Sunshine Mall
- Location: Clearwater, FL, US
- Coordinates: 27°57′15″N 82°47′23″W﻿ / ﻿27.9541°N 82.7896°W
- Address: 1200 Missouri Avenue
- Opened: September 26, 1968
- Closed: 1998
- Developer: Gambest Associates
- Stores: 72
- Anchor tenants: 2
- Floor area: 310,000 square feet (29,000 m^{2})
- Floors: 1

= Sunshine Mall =

Demolished enclosed shopping mall in Clearwater, Florida

Sunshine Mall was a single-level, enclosed shopping mall located in Clearwater, Florida, U.S. It was anchored by Phar-Mor and Office Depot. It was owned by New Haven, Connecticut based Fusco Property Management.

== History ==
The Sunshine Mall opened on September 26, 1968, with 175000 sqft of mall space and a 135000 sqft J. C. Penney as an anchor, which replaced a store in downtown Clearwater. The mall was the first enclosed shopping center in Pinellas County, Florida.

It was at one time the largest climate-controlled mall on Florida's west coast. It was also the first in the Southern United States to offer valet parking.

The mall also featured a Trans-Lux single screen theater, Pantry Pride, SupeRx Drugs, and McCrory's. A second anchor, J Byrons, was confirmed in 1970. The theater was "twinned" into a two-screen theater in 1977, reopening in December; the theater had expanded to 5 screens by the time of closing.

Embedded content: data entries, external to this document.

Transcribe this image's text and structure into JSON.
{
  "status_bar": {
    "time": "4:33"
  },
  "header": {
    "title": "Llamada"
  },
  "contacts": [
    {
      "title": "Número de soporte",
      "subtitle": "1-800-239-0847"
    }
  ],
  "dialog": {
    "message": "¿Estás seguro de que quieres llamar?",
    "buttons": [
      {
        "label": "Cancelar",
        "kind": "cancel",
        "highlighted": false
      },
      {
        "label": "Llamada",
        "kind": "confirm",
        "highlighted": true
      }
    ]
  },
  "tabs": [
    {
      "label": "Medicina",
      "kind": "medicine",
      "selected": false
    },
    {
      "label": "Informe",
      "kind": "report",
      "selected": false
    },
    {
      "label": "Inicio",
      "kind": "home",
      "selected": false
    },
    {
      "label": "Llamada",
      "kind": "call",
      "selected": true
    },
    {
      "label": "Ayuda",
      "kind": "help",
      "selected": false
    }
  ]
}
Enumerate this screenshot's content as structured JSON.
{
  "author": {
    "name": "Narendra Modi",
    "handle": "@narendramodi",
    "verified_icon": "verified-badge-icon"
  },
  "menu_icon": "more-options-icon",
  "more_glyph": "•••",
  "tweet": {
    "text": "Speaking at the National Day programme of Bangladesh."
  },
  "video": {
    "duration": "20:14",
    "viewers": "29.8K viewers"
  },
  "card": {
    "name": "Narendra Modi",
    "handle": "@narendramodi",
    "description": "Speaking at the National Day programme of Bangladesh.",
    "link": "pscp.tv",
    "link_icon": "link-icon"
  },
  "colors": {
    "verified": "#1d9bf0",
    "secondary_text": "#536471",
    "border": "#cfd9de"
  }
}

Pantry Pride closed at the mall in February 1979, and was replaced by Mr C's Warehouse Grocery by late 1979.

Office Depot opened in the former Sports Unlimited space in 1990. J Byrons closed at the mall in 1991, to be replaced by Phar-Mor, which was relocating from a nearby plaza. By July 1994, McCrory's had closed its doors and J. C. Penney had announced intentions to leave by January, and the mall had stopped signing new leases for interior tenants, keeping existing tenants on month-to-month leases. A rebuild of the mall was announced in 1995, which was to transform the mall into a strip mall power center, retaining an interior corridor, however this never came to pass. The mall was demolished beginning in July 1998 by Terra Excavating Inc of Largo, FL in order to make way for a 600-apartment complex.